The global lender said its executive board approved the bailout program for Colombo over the next four years to help salvage the country’s bankrupt economy, adding nearly USD 333 million will be disbursed immediately. This approval will also open up financial support from other institutions.

“Sri Lanka has been facing tremendous economic and social challenges with a severe recession amid high inflation, depleted reserves, an unsustainable public debt, and heightened financial sector vulnerabilities,” IMF Managing Director Kristalina Georgieva was quoted as saying, the media reported on Tuesday.

“Institutions and governance frameworks require deep reforms. For Sri Lanka to overcome the crisis, swift and timely implementation of the EFF-supported program with strong ownership for the reforms is critical.”

This approval will unlock financing of up to USD 7 billion from the IMF and other international multilateral financial institutions, President Ranil Wickremesinghe’s office said.

Earlier this month, the last hurdle for the approval was cleared when China joined Sri Lanka’s other creditors in providing debt restructuring assurances.

“From the very start, we committed to full transparency in all our discussions with financial institutions and with our creditors,” Wickremesinghe said in a statement from his office. “I express my gratitude to the IMF and our international partners for their support as we look to get the economy back on track for the long term through prudent fiscal management and our ambitious reform agenda.”

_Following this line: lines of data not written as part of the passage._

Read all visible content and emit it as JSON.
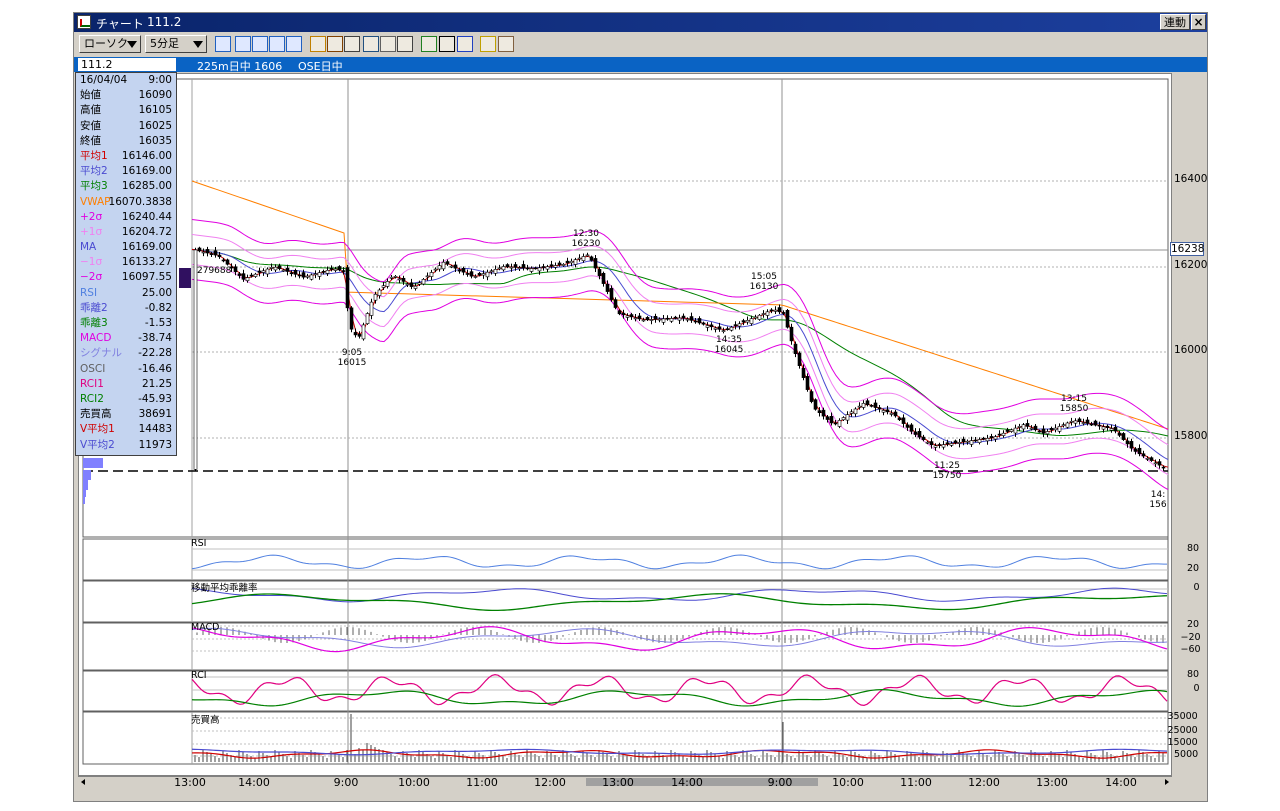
{
  "window": {
    "title": "チャート",
    "code_number": "111.2",
    "link_button": "連動",
    "close_label": "×"
  },
  "toolbar": {
    "chart_type": "ローソク",
    "interval": "5分足",
    "icons": [
      "chart-type-icon",
      "ma-icon",
      "bb-icon",
      "mle-icon",
      "pa-icon",
      "line-tool-icon",
      "fib-icon",
      "wave-icon",
      "zoom-icon",
      "volume-icon",
      "ruler-icon",
      "pen-icon",
      "pointer-icon",
      "eraser-icon",
      "print-icon",
      "settings-icon"
    ]
  },
  "infobar": {
    "code": "111.2",
    "instrument": "225m日中 1606",
    "session": "OSE日中"
  },
  "data_panel": {
    "date": "16/04/04",
    "time": "9:00",
    "rows": [
      {
        "k": "始値",
        "v": "16090",
        "color": "#000000"
      },
      {
        "k": "高値",
        "v": "16105",
        "color": "#000000"
      },
      {
        "k": "安値",
        "v": "16025",
        "color": "#000000"
      },
      {
        "k": "終値",
        "v": "16035",
        "color": "#000000"
      },
      {
        "k": "平均1",
        "v": "16146.00",
        "color": "#d00000"
      },
      {
        "k": "平均2",
        "v": "16169.00",
        "color": "#4a4ad0"
      },
      {
        "k": "平均3",
        "v": "16285.00",
        "color": "#008000"
      },
      {
        "k": "VWAP",
        "v": "16070.3838",
        "color": "#ff7f00"
      },
      {
        "k": "+2σ",
        "v": "16240.44",
        "color": "#e000e0"
      },
      {
        "k": "+1σ",
        "v": "16204.72",
        "color": "#f080f0"
      },
      {
        "k": "MA",
        "v": "16169.00",
        "color": "#4a4ad0"
      },
      {
        "k": "−1σ",
        "v": "16133.27",
        "color": "#f080f0"
      },
      {
        "k": "−2σ",
        "v": "16097.55",
        "color": "#e000e0"
      },
      {
        "k": "RSI",
        "v": "25.00",
        "color": "#5080e0"
      },
      {
        "k": "乖離2",
        "v": "-0.82",
        "color": "#4a4ad0"
      },
      {
        "k": "乖離3",
        "v": "-1.53",
        "color": "#008000"
      },
      {
        "k": "MACD",
        "v": "-38.74",
        "color": "#e000e0"
      },
      {
        "k": "シグナル",
        "v": "-22.28",
        "color": "#8080e0"
      },
      {
        "k": "OSCI",
        "v": "-16.46",
        "color": "#606060"
      },
      {
        "k": "RCI1",
        "v": "21.25",
        "color": "#e00080"
      },
      {
        "k": "RCI2",
        "v": "-45.93",
        "color": "#008000"
      },
      {
        "k": "売買高",
        "v": "38691",
        "color": "#000000"
      },
      {
        "k": "V平均1",
        "v": "14483",
        "color": "#d00000"
      },
      {
        "k": "V平均2",
        "v": "11973",
        "color": "#4a4ad0"
      }
    ]
  },
  "main_chart": {
    "y_ticks": [
      "16400",
      "16200",
      "16000",
      "15800"
    ],
    "current_price": "16238",
    "volume_label": "279688",
    "annotations": [
      {
        "t": "12:30",
        "p": "16230"
      },
      {
        "t": "15:05",
        "p": "16130"
      },
      {
        "t": "14:35",
        "p": "16045"
      },
      {
        "t": "9:05",
        "p": "16015"
      },
      {
        "t": "13:15",
        "p": "15850"
      },
      {
        "t": "11:25",
        "p": "15750"
      },
      {
        "t": "14:",
        "p": "156"
      }
    ]
  },
  "subcharts": {
    "rsi": {
      "title": "RSI",
      "ticks": [
        "80",
        "20"
      ]
    },
    "kairi": {
      "title": "移動平均乖離率",
      "ticks": [
        "0"
      ]
    },
    "macd": {
      "title": "MACD",
      "ticks": [
        "20",
        "−20",
        "−60"
      ]
    },
    "rci": {
      "title": "RCI",
      "ticks": [
        "80",
        "0"
      ]
    },
    "volume": {
      "title": "売買高",
      "ticks": [
        "35000",
        "25000",
        "15000",
        "5000"
      ]
    }
  },
  "time_axis": [
    "13:00",
    "14:00",
    "9:00",
    "10:00",
    "11:00",
    "12:00",
    "13:00",
    "14:00",
    "9:00",
    "10:00",
    "11:00",
    "12:00",
    "13:00",
    "14:00"
  ],
  "colors": {
    "candle_up": "#ffffff",
    "candle_down": "#000000",
    "ma1": "#d00000",
    "ma2": "#4a4ad0",
    "ma3": "#008000",
    "vwap": "#ff7f00",
    "band2": "#e000e0",
    "band1": "#f080f0"
  }
}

Wickremesinghe said he has made some tough decisions to ensure stability and debt sustainability and to grow an inclusive and internationally attractive economy.

Colombo increased income taxes sharply and removed electricity and fuel subsidies, fulfilling prerequisites of the IMF program. Authorities must now discuss how to restructure its debt with Sri Lanka’s creditors.

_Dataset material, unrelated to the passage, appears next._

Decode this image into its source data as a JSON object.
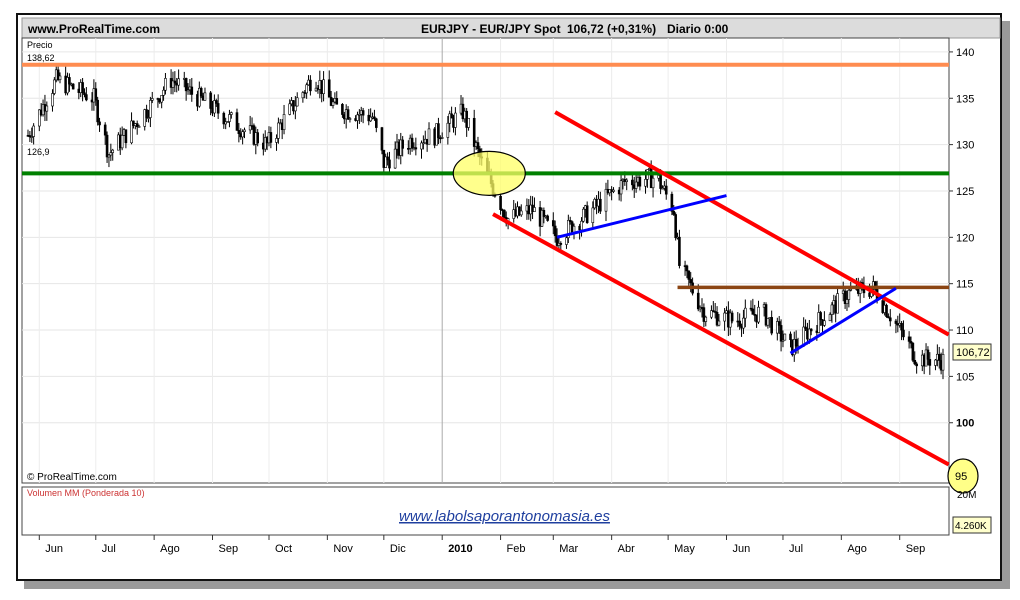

“Having obtained specific and credible financing assurances from major official bilateral creditors, it is now important for the authorities and creditors to make swift progress towards restoring debt sustainability consistent with the IMF-supported program,” Georgieva said.

“The authorities’ commitments to transparently achieve a debt resolution, consistent with the program parameters and equitable burden sharing among creditors in a timely fashion, are welcome,” she said.

In April 2022, Sri Lanka suspended repayment of its foreign debt amid a severe foreign currency crisis, because of a fall in tourism and export revenue due to the Covid-19 pandemic, megaprojects funded by Chinese loans that did not generate income, and releasing foreign currency reserves to hold the exchange rates for a longer period.

The currency crisis created severe shortages of some foods, fuel, medicine, and cooking gas, leading to angry street protests that forced then-President Gotabaya Rajapaksa to flee the country and resign. His brother, Prime Minister Mahinda Rajapaksa also fled the country, and so did many of their accomplices. After failing to get political asylum anywhere, a discredited Gotabaya returned home a few weeks ago.

Since Wickremesinghe took over, he managed to reduce shortages and ended hours-long daily power cuts. The Central Bank of Sri Lanka said its reserves have improved and the black market no longer controls the foreign currency trade.

However, Wickremesinghe’s government is likely to face hostility from trade unions over his plans to privatize state ventures as part of his reform agenda and public resentment may increase if he fails to take action against the Rajapaksa family, who people believe were responsible for the severest economic crisis since the country gained Independence from the British in 1948.

Wickremesinghe’s critics accuse him of shielding the highly unpopular Rajapaksa family, who still control a majority of lawmakers in Parliament, in return for their support for his presidency.

The next presidential elections in Sri Lanka are due in September 2024.